Describing his 35-minute meeting with the Iraqi leader as ''very cordial'', Panja told UNI over the telephone from Baghdad, ''We have also expressed concern to the Iraqi-vice president over the humanitarian situation in Iraq, particularly the high mortality rate among women and children.''

Panja, who arrived in the Iraqi capital on Saturday, leading an Indian delegation comprising officials and business representatives, met Iraqi Minister of Trade Mehdi Mohammed Saleh and Minister of Industry and Minerals Adnan Abdul Majeed Jassim, besides Iraqi President Saddam Hussein. He will meet Iraqi Deputy Prime Minister Tariq Aziz, a confidant of Hussein, and ministers of transport and communication, agriculture, health and oil on Sunday.

The Indian minister told his Iraqi interlocutors that New Delhi supported Iraq's sovereignty, territorial integrity and independence.
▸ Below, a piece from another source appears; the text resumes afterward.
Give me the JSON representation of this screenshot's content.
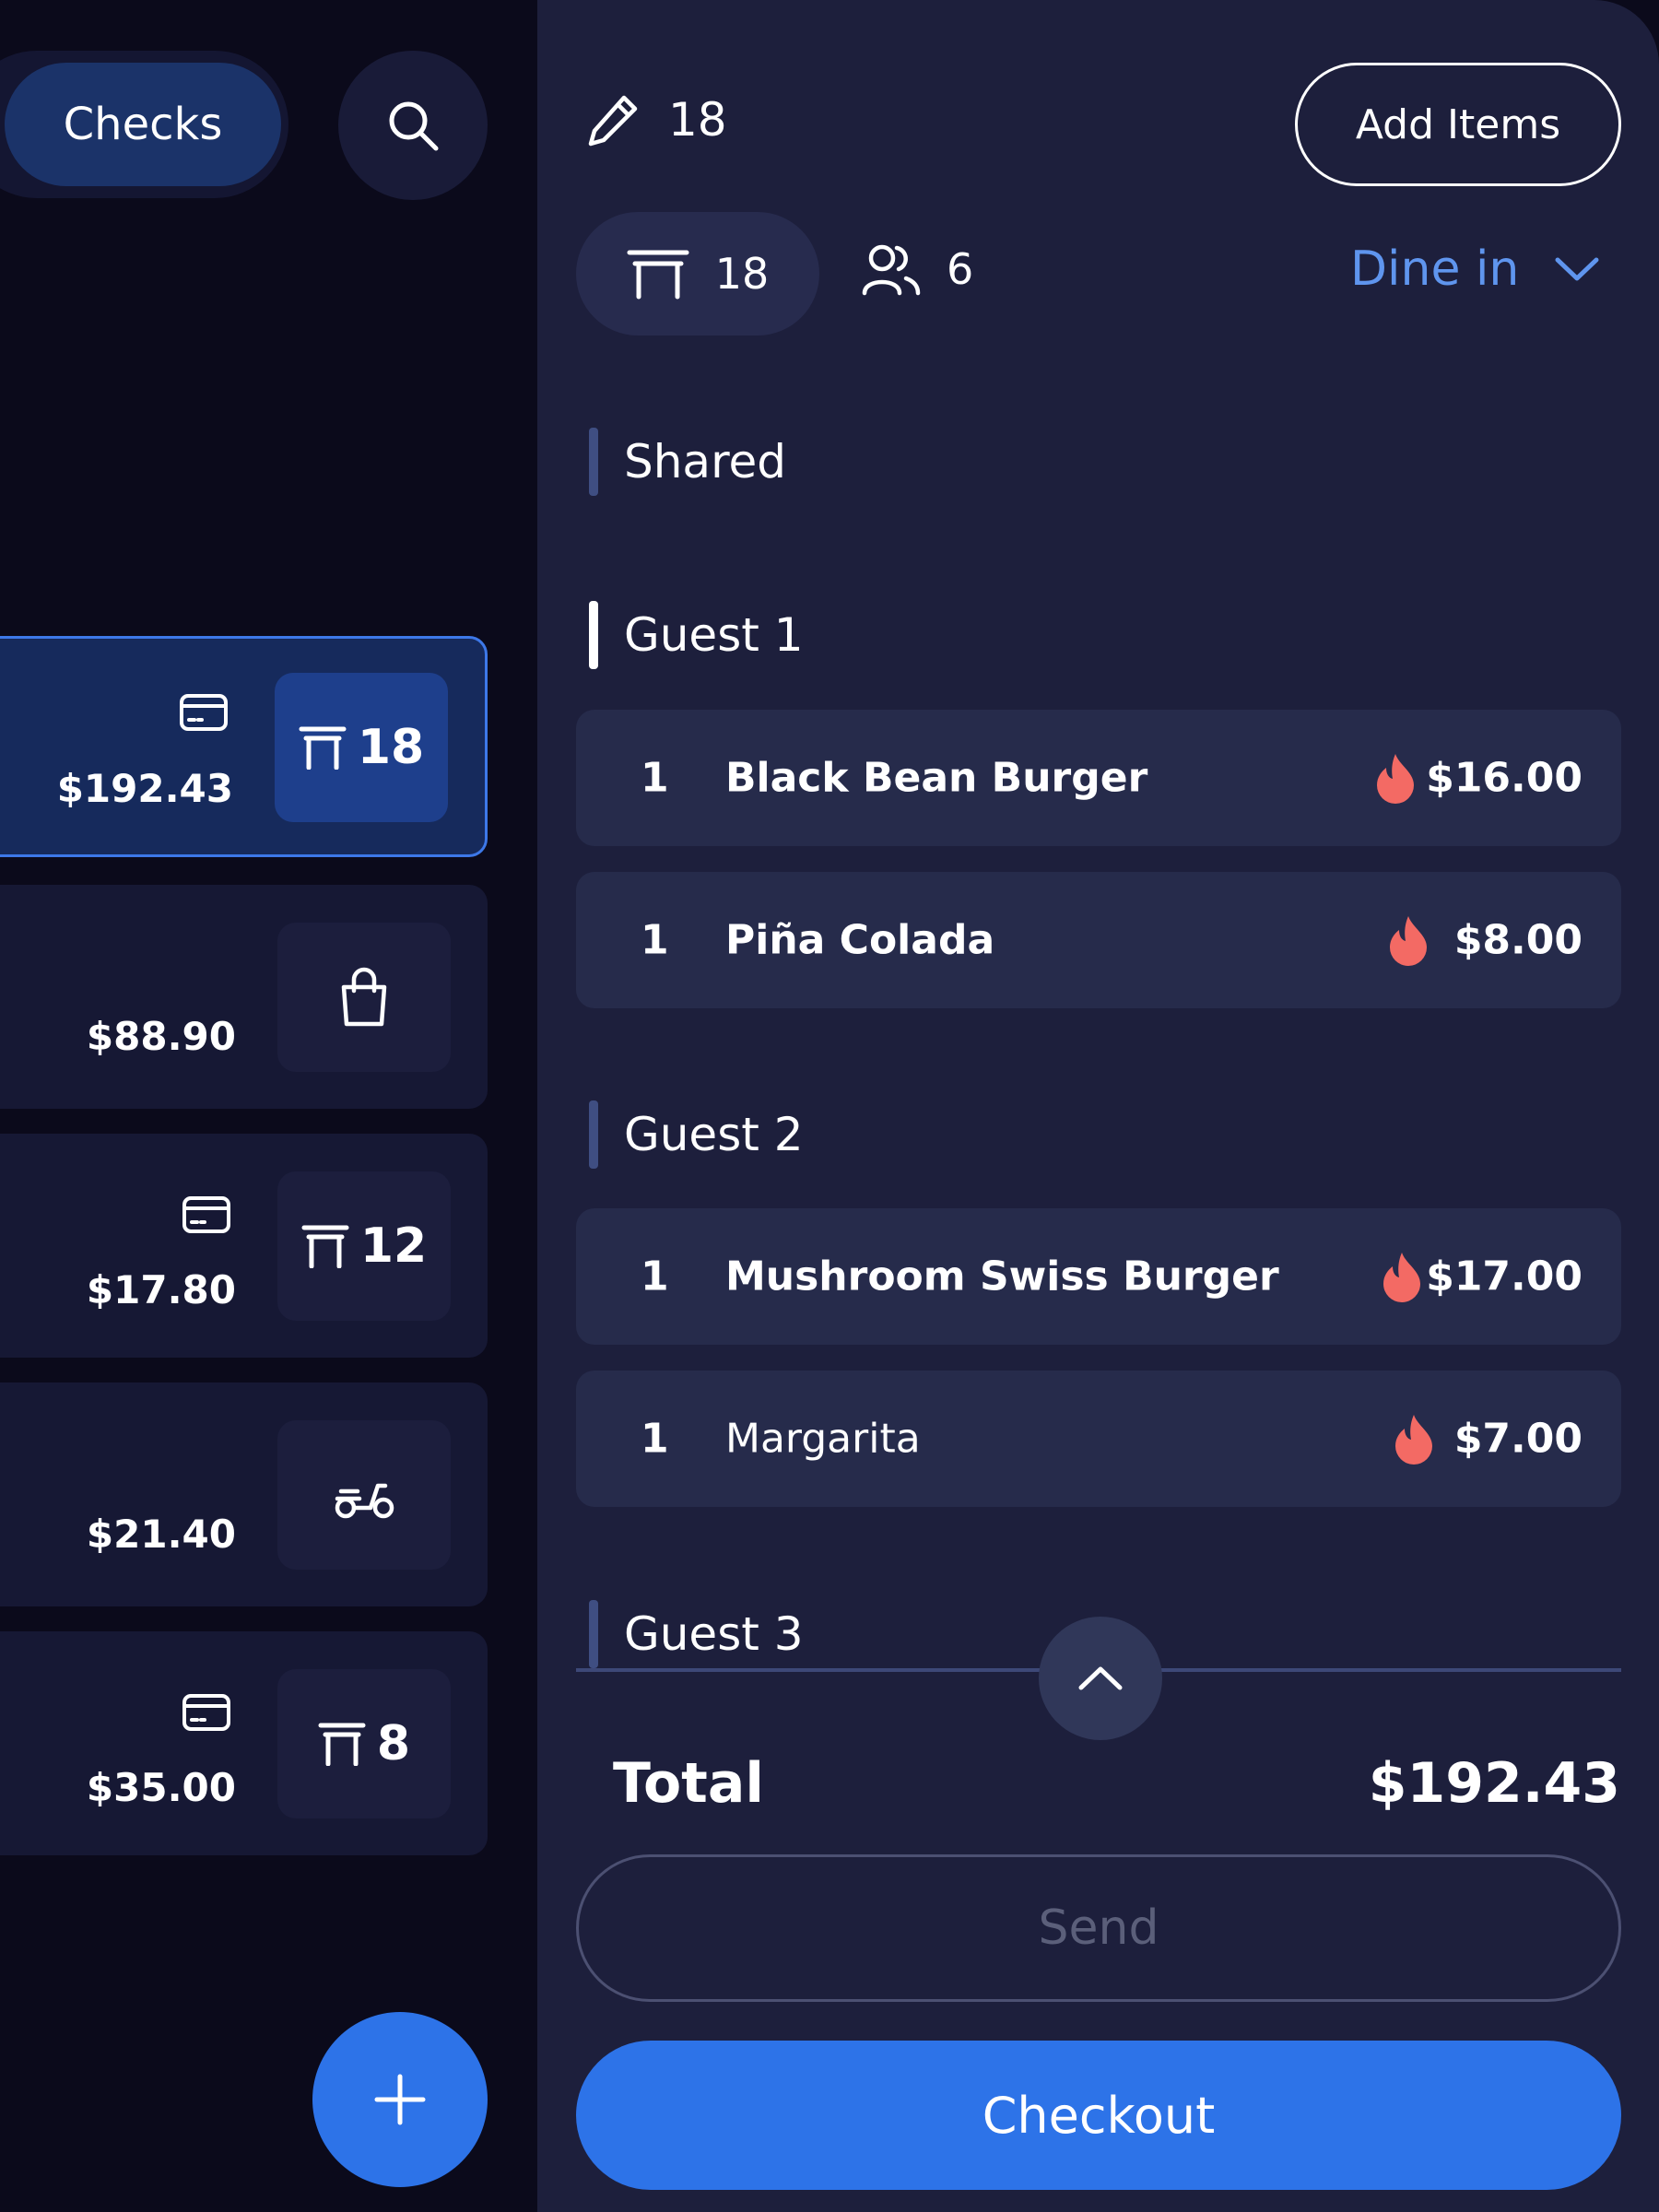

India stood for regional stability of the Gulf, Panja said, describing the region as ''an extended neighbourhood of India''.

He also clarified to the Iraqi leaders that India's relations with Israel were not at the cost of New Delhi's ties with any other nation.

India highly valued its relations with the Arab world and would not take any step that would undermine this historic relationship, he assured the Iraqi leaders.

The Indian minister recalled the meeting between Prime Minister Atal Bihari Vajpayee and the Iraqi vice-president at Durban on the sidelines of the Non-Alligned Movement summit in 1998. That meeting became a turning point in bilateral relations and led to the setting up of a joint business council between the two countries, he recollected.

Panja, who had paid an official visit to Kuwait in July, described Iraq and Kuwait as ''extremely friendly countries", adding ''we want stability in the Gulf so that no third country can take advantage of the situation in the region".

On bilateral economic co-operation, Panja emphasised India's economic potential and stressed the need for a larger share for New Delhi in the UN-approved oil-for-food programme in Iraq.

He pointed out that India's share in the oil-for-food programme at three per cent was extremely modest and that it was not consistent with the traditionally strong friendship and economic interaction between the two countries.

Panja's arrival in the Iraqi capital coincided with the landing of French and Russian planes in Baghdad during the past two days, carrying humanitarian aid for the people of the sanction-hit country, virtually challenging the UN embargo.